Un informe de la ONG Uighur Human Rights Project calcula que desde 2014 más de un millar de imanes y otras personalidades religiosas han sido detenidas por su papel como líderes de comunidades o sus enseñanzas islámicas. De ellos, el 41% ha sido enviado a prisión, lo que “ilustra la intención del Gobierno chino no solo de criminalizar la expresión o práctica religiosa, sino también considerar a los imanes delincuentes debido a su profesión”, apunta el estudio.
Otras figuras intelectuales y culturales también han desaparecido. “Comediantes, músicos folclóricos, músicos pop… no estamos hablando de disidencia cultural, es todo aquel que tenga un papel destacado en la cultura uigur”, explica el profesor Rian Thum, experto en cultura uigur del Instituto de China en la Universidad de Manchester.
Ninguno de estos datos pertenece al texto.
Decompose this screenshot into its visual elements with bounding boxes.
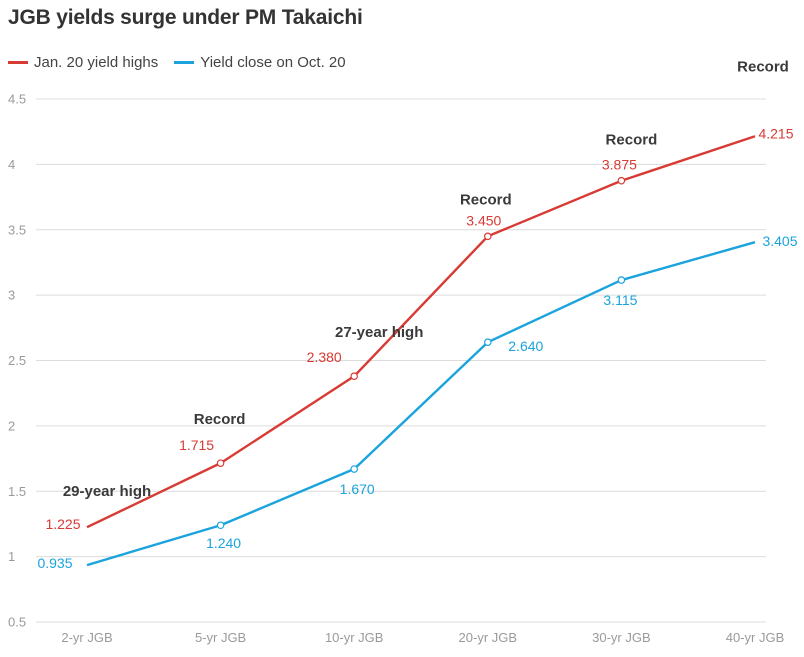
x-tick-label: 20-yr JGB (459, 630, 518, 645)
legend-swatch-jan20 (8, 61, 28, 64)
data-point (216, 459, 225, 467)
chart-title: JGB yields surge under PM Takaichi (8, 6, 363, 29)
x-tick-label: 30-yr JGB (592, 630, 651, 645)
legend-item-oct20: Yield close on Oct. 20 (174, 54, 346, 71)
annotation-label: 27-year high (335, 324, 423, 341)
data-point (350, 372, 359, 380)
series-line-0 (86, 135, 756, 529)
data-label: 3.115 (603, 292, 637, 308)
series-line-1 (86, 241, 756, 567)
legend-label-jan20: Jan. 20 yield highs (34, 54, 159, 71)
data-label: 3.875 (602, 157, 637, 173)
data-point (617, 276, 626, 284)
data-point (350, 465, 359, 473)
y-tick-label: 3.5 (8, 222, 26, 237)
data-label: 2.640 (508, 338, 543, 354)
data-label: 3.405 (762, 233, 797, 249)
data-label: 1.240 (206, 535, 241, 551)
annotation-label: Record (460, 191, 512, 208)
data-point (483, 232, 492, 241)
data-label: 2.380 (307, 349, 342, 365)
data-point (617, 176, 626, 185)
data-label: 1.670 (340, 481, 375, 497)
y-tick-label: 4.5 (8, 92, 26, 107)
data-label: 0.935 (37, 555, 72, 571)
annotation-label: Record (737, 58, 789, 75)
y-tick-label: 2 (8, 418, 15, 433)
x-tick-label: 10-yr JGB (325, 630, 384, 645)
legend-label-oct20: Yield close on Oct. 20 (200, 54, 346, 71)
y-tick-label: 1.5 (8, 484, 26, 499)
legend-swatch-oct20 (174, 61, 195, 64)
data-label: 1.225 (45, 516, 80, 532)
y-tick-label: 1 (8, 549, 15, 564)
x-tick-label: 40-yr JGB (726, 630, 785, 645)
x-tick-label: 5-yr JGB (195, 630, 246, 645)
data-point (216, 521, 225, 530)
data-point (483, 338, 492, 346)
y-tick-label: 2.5 (8, 353, 26, 368)
y-tick-label: 0.5 (8, 615, 26, 630)
annotation-label: 29-year high (63, 483, 151, 500)
x-tick-label: 2-yr JGB (61, 630, 112, 645)
y-tick-label: 4 (8, 157, 15, 172)
annotation-label: Record (194, 411, 246, 428)
legend: Jan. 20 yield highs Yield close on Oct. … (8, 54, 362, 71)
legend-item-jan20: Jan. 20 yield highs (8, 54, 158, 71)
data-label: 4.215 (758, 125, 793, 141)
data-label: 1.715 (179, 437, 214, 453)
y-tick-label: 3 (8, 288, 15, 303)
annotation-label: Record (606, 132, 658, 149)
data-label: 3.450 (466, 212, 501, 228)
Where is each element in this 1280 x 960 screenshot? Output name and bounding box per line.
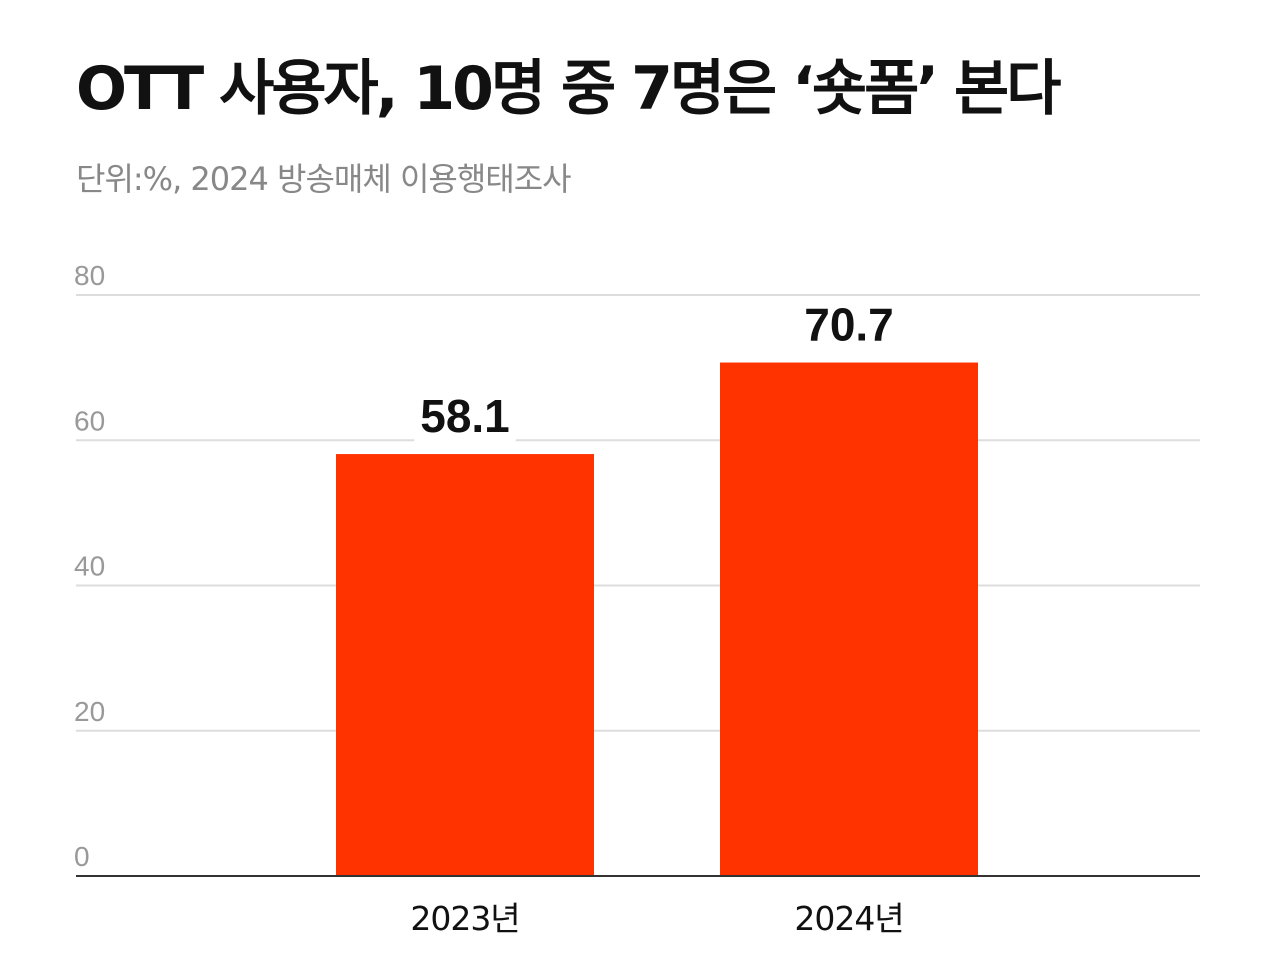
y-tick-label: 0 [74,841,90,872]
bars [76,362,1200,877]
value-label: 70.7 [804,299,894,351]
labels: 0 20 40 60 80 58.1 2023년 70.7 2024년 [74,260,905,938]
chart-subtitle: 단위:%, 2024 방송매체 이용행태조사 [76,160,572,198]
y-tick-label: 80 [74,260,105,291]
chart-title: OTT 사용자, 10명 중 7명은 ‘숏폼’ 본다 [76,54,1061,124]
value-label-background [798,298,900,351]
y-tick-label: 60 [74,405,105,436]
bar-2023년 [336,454,594,876]
x-category-label: 2023년 [410,899,519,938]
value-label-background [414,390,516,443]
y-tick-label: 20 [74,696,105,727]
bar-2024년 [720,362,978,876]
value-label: 58.1 [420,390,510,442]
gridlines [76,294,1200,732]
y-tick-label: 40 [74,551,105,582]
x-category-label: 2024년 [794,899,903,938]
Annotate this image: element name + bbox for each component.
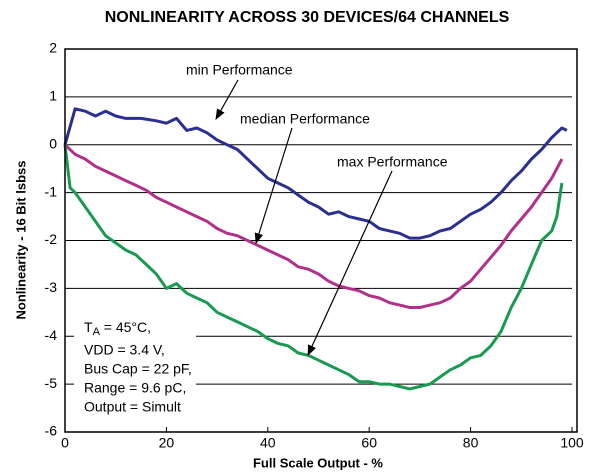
x-tick-label: 80	[463, 435, 479, 451]
series-line	[63, 144, 564, 391]
y-tick-label: -5	[45, 375, 58, 391]
x-tick-label: 40	[260, 435, 276, 451]
y-tick-label: -1	[45, 183, 58, 199]
symbol: T	[84, 319, 93, 335]
x-tick-label: 60	[361, 435, 377, 451]
series-line	[63, 107, 568, 240]
y-tick-label: -2	[45, 231, 58, 247]
y-tick-label: -4	[45, 327, 58, 343]
annotation-arrow	[307, 170, 393, 356]
condition-line: Bus Cap = 22 pF,	[84, 361, 192, 377]
x-tick-label: 0	[61, 435, 69, 451]
subscript: A	[93, 326, 101, 338]
plot-frame	[64, 48, 578, 433]
y-tick-label: 0	[49, 135, 57, 151]
x-tick-label: 100	[560, 435, 584, 451]
series-annotation: median Performance	[240, 111, 370, 127]
series-annotation: min Performance	[186, 62, 293, 78]
condition-line: TA = 45°C,	[84, 319, 151, 338]
chart-title: NONLINEARITY ACROSS 30 DEVICES/64 CHANNE…	[105, 9, 510, 26]
annotation-arrow	[254, 127, 293, 245]
y-tick-label: 1	[49, 88, 57, 104]
y-tick-label: 2	[49, 40, 57, 56]
condition-line: Output = Simult	[84, 399, 181, 415]
series-annotation: max Performance	[337, 154, 448, 170]
condition-line: Range = 9.6 pC,	[84, 380, 186, 396]
x-axis-label: Full Scale Output - %	[253, 455, 383, 470]
conditions-box	[74, 308, 196, 418]
x-tick-label: 20	[159, 435, 175, 451]
y-tick-label: -3	[45, 279, 58, 295]
annotation-arrow	[215, 79, 239, 120]
y-axis-label: Nonlinearity - 16 Bit lsbss	[13, 161, 28, 320]
y-tick-label: -6	[45, 423, 58, 439]
condition-text: = 45°C,	[100, 319, 151, 335]
series-line	[63, 143, 564, 309]
condition-line: VDD = 3.4 V,	[84, 342, 165, 358]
La inmensa mayoría de ellos continúa retenida, en situación incierta, y la suerte de algunos se va conociendo solo con cuentagotas. En 2019 un vídeo en la página web de la radio estatal china confirmaba que el poeta y músico folclórico Abdurehim Heyit, conocido como el “rey del dutar” por su dominio de este laúd de dos cuerdas, estaba detenido, después de que el rumor de su muerte causase una dura reacción de Turquía. Hace dos semanas se confirmó que la antropóloga Rahile Dawut, una de las mayores expertas mundiales en la cultura rural uigur, se encontraba en prisión, después de dos años en paradero desconocido. La sentencia exacta se desconoce.
Quien sí ha vuelto a casa, aunque su familia no sabe desde cuándo exactamente, es la abuela materna de Shahnura. “Alguien nos dijo que había oído que estuvo en los campos, pero que ya ha podido volver a casa. Pero parece que no está bien. Nos dicen que tiene problemas de corazón, diabetes. Y problemas mentales. Que no recuerda nada. Ya no sabe quién es”.